Update to Code Section 163(j) Expands Business Interest

Update to Code Section 163(j) Expands Business Interest Deduction

July 24, 2025

By Derek Pillers, CPA/PFS
Tax Manager

The Tax Cuts and Jobs Act, enacted Dec. 22, 2017, introduced Code Section 163(j), which limits the amount of interest expense a business can deduct each year. This limit applies to taxpayers with average annual gross receipts exceeding a certain dollar threshold based on the trailing three tax years. This threshold is adjusted annually for inflation and stands at $31 million in 2025.

The 163(j) limitation calculation has seen numerous changes since 2018. The One Big Beautiful Bill Act (OBBBA) provides yet another change—one that is favorable for taxpayers subject to 163(j).

For businesses subject to 163(j), the amount of deductible business interest expense is limited to the sum of:

  1. Business interest income
  2. 30% of adjusted taxable income (ATI)
  3. Floor plan financing interest (mainly for vehicle and heavy equipment dealers)

If a business cannot deduct all its interest expense in one year, the excess is carried forward and used in future years when the deductible interest expense falls below the limitation.

For tax years 2022 through 2024, ATI was based on EBIT (earnings before interest and taxes), meaning depreciation and amortization expenses were included as deductions to arrive at ATI. Starting in 2025, thanks to the OBBBA, ATI is based on EBITDA. Taxpayers now add back depreciation, depletion and amortization to taxable income, which generally increases ATI and allows a larger interest deduction.

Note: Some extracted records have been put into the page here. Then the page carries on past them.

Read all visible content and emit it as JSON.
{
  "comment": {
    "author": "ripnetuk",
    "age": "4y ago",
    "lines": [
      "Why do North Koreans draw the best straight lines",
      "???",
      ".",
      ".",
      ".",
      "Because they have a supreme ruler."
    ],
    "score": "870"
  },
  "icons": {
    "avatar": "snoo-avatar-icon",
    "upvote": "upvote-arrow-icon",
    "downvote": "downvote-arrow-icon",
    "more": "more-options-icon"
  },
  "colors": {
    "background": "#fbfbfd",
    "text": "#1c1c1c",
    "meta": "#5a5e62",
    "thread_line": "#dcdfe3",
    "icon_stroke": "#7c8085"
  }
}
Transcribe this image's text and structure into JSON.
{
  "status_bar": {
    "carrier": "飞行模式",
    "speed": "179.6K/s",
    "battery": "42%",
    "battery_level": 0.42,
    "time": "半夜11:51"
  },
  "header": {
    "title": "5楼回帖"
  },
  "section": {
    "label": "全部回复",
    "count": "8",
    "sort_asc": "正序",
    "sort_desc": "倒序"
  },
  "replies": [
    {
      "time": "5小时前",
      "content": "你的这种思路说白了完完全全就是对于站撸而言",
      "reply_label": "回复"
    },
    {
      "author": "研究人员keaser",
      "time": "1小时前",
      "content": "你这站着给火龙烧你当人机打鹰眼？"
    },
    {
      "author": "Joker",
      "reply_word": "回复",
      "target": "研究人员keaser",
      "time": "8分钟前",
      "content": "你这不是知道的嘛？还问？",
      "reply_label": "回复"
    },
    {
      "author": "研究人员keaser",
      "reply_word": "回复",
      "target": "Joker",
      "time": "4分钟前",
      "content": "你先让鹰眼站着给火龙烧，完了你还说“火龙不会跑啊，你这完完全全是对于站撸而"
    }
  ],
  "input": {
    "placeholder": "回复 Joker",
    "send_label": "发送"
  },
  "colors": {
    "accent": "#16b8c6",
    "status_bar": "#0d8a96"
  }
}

To illustrate, consider a business with taxable income (before 163(j) limitation) of $250,000, depreciation of $400,000 and business interest expense of $300,000:

 

2022–2024

2025 and After

Taxable Income

$250,000

$250,000

Depreciation

Not considered

$400,000

Interest Expense

$300,000

$300,000

Adjusted Taxable Income

$550,000

$950,000

Deductible Interest Expense (30% of ATI)

$165,000

$285,000

Disallowed Interest Expense (Carried Forward)

$135,000

$15,000


The changes provided by the OBBBA are especially beneficial to industries that are capital intensive or rely heavily on debt financing. It’s important to work with your tax advisor to update your strategy in light of these midyear changes and ensure you’re maximizing available deductions.